Californians will vote on whether to overturn fast-food law
A voter initiative that would overturn a California law aimed at raising wages and improving working conditions for more than a half-million fast food workers has qualified for next year's ballot, authorities said Tuesday.
The referendum raised more than 623,000 valid voter signatures to be placed on the Nov. 5, 2024, election ballot, Secretary of State Shirley N. Weber announced.
The first-in-the-nation law, passed last year, establishes a 10-member council empowered to set minimum wages as well as standards for hours and working conditions for California’s fast food workers. It would affect some 550,000 workers statewide.

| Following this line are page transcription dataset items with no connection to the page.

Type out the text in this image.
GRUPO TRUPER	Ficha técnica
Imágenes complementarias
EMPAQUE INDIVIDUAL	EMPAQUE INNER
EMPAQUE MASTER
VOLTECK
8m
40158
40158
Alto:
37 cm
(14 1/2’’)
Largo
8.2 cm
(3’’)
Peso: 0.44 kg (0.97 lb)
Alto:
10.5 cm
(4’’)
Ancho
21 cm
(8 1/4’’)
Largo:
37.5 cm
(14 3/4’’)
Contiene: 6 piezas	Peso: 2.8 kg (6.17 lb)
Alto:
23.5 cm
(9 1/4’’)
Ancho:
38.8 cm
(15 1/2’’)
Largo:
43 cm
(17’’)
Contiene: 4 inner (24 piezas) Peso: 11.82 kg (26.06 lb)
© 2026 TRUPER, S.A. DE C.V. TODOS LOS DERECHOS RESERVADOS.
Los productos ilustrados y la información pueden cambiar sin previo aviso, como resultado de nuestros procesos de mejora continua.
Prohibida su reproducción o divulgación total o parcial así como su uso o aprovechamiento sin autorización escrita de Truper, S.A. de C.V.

Two industry groups, the International Franchise Association and the National Restaurant Association, promoted the referendum that would leave its fate to voters.
Opponents, who raised more than $10 million last year to fund the referendum campaign, argue that the law would burden owners of chain restaurant franchises and drive up the cost of food.
On Dec. 30, a Sacramento County Superior Court judge temporarily blocked the state from implementing the law while ballot signatures were counted and verified.
The measure would have raised employee wages to as much as $22 an hour by the end of this year for chains such as McDonald's and Starbucks that have 100 or more outlets nationwide.
California’s current minimum wage for all workers is $15.50 an hour.
Labor groups supported the law and the referendum fight could be a bitter and costly one that could see both sides spending hundreds of millions of dollars to entice voters.
The Service Employees International Union remained confident that the law will survive the election.
"Despite fast food corporations’ efforts to distort the referendum process, we know California voters see through their tricks,” SEIU President Mary Kay Henderson said in a statement. "No corporation is more powerful than half a million workers joining together to demand a seat at the table.”